Documentary as Impact (Week 4)

Documentary as Impact

This week I thought it would be useful to focus on documentary impact and the strategies that are involved. The context here is quite large scale documentary projects that require much time and resources. There is a lot of discussion in these strategies around how we can measure the impact of documentary, but I also want to stress that not every impact of documentary can be and should be measured in such a tangible way. So in making your projects think about the kinds of effects you want you project to have for yourself and for your participants, These can be small and personal, they don’t have to change the world.

This week we were required to think about the type of documentaries that we have seen that have had a profound impact on us and whether they have encouraged us to take a stand or feel a particular emotion towards a topic we have viewed.

The greatest documentaries are we ones that leave us with a burning emotion, either towards the subject matter, a sense of injustice or even a call to action towards a breaking of moral or ethic codes shown on screen. The greatest impact documentaries are not only effective in showing the audience the problems bur actually providing solutions, strategies and sustainable plans for the future. The cliche of making a documentary to change the world is a bit overused, I believe every documentary has the desire and intention to not change the entire world but potential change the world of its viewers, world of its subjects and participants and world of the documentary landscape.

After watching the trailer of ‘The Hunting Ground’ I was not only shocked to hear large American colleges with great academic reputations such as Harvard were the “hunting grounds” for such malice sexual assault attacks. The documentary can be argued an subjective account but equally the film for being like this gained great political attention, much of this was actually shown through the film with the victims protest.
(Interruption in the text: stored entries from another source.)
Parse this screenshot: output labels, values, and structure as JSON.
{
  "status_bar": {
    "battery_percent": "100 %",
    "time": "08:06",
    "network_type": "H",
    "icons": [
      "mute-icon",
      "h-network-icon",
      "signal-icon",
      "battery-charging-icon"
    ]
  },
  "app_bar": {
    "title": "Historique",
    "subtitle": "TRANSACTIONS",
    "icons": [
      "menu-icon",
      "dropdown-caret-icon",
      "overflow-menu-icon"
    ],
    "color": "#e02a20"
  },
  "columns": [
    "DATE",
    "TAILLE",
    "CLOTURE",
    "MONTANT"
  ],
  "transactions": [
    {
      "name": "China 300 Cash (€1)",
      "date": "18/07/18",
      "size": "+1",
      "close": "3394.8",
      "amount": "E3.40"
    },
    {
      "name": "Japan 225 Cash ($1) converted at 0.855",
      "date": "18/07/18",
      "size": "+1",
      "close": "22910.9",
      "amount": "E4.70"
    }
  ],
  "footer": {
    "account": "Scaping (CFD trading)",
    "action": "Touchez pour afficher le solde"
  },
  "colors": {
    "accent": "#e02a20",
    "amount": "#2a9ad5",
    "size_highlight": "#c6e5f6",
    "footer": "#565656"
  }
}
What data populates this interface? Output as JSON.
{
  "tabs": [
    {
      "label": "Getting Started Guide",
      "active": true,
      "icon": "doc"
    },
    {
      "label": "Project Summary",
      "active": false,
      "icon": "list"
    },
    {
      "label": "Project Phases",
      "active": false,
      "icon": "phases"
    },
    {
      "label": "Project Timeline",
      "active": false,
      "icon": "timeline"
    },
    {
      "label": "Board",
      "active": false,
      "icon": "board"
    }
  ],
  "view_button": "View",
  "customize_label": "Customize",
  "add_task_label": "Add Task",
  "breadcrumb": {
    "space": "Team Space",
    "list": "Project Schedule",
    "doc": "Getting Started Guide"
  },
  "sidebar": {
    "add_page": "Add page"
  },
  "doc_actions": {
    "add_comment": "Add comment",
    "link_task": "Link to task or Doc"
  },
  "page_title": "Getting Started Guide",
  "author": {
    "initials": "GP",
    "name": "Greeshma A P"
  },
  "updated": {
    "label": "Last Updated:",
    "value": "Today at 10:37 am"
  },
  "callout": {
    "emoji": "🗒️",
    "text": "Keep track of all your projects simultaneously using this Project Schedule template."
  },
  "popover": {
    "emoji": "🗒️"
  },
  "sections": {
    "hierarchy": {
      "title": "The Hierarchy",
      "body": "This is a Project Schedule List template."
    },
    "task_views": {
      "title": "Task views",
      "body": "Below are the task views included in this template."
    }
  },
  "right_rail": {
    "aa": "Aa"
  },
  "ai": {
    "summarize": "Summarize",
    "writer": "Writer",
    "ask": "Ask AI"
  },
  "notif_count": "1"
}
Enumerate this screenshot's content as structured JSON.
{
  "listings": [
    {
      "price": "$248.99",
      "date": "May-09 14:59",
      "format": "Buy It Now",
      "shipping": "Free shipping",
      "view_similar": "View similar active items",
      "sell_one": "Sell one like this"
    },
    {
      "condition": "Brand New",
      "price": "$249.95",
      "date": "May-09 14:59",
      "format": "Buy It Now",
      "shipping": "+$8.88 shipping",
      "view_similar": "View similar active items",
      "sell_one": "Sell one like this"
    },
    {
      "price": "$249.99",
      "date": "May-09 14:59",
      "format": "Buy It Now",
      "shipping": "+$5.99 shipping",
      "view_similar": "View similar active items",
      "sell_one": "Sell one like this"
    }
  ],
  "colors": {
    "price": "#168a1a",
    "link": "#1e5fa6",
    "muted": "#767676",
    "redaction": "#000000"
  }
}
β€œThe statistics are staggering. One in five women in college are sexually assaulted, yet only a fraction of these crimes are reported, and even fewer result in punishment for the perpetrators. ” (from The Hunting Ground Website).

Films like this shocked the college populations and students worldwide, it opens up the floor to discussion about how this can be prevented and how much of this actually happens at some of the lesser known colleges around the world. This documentary fights for the subjects education but more importantly their justice. That is what a true impact documentaries purpose should be.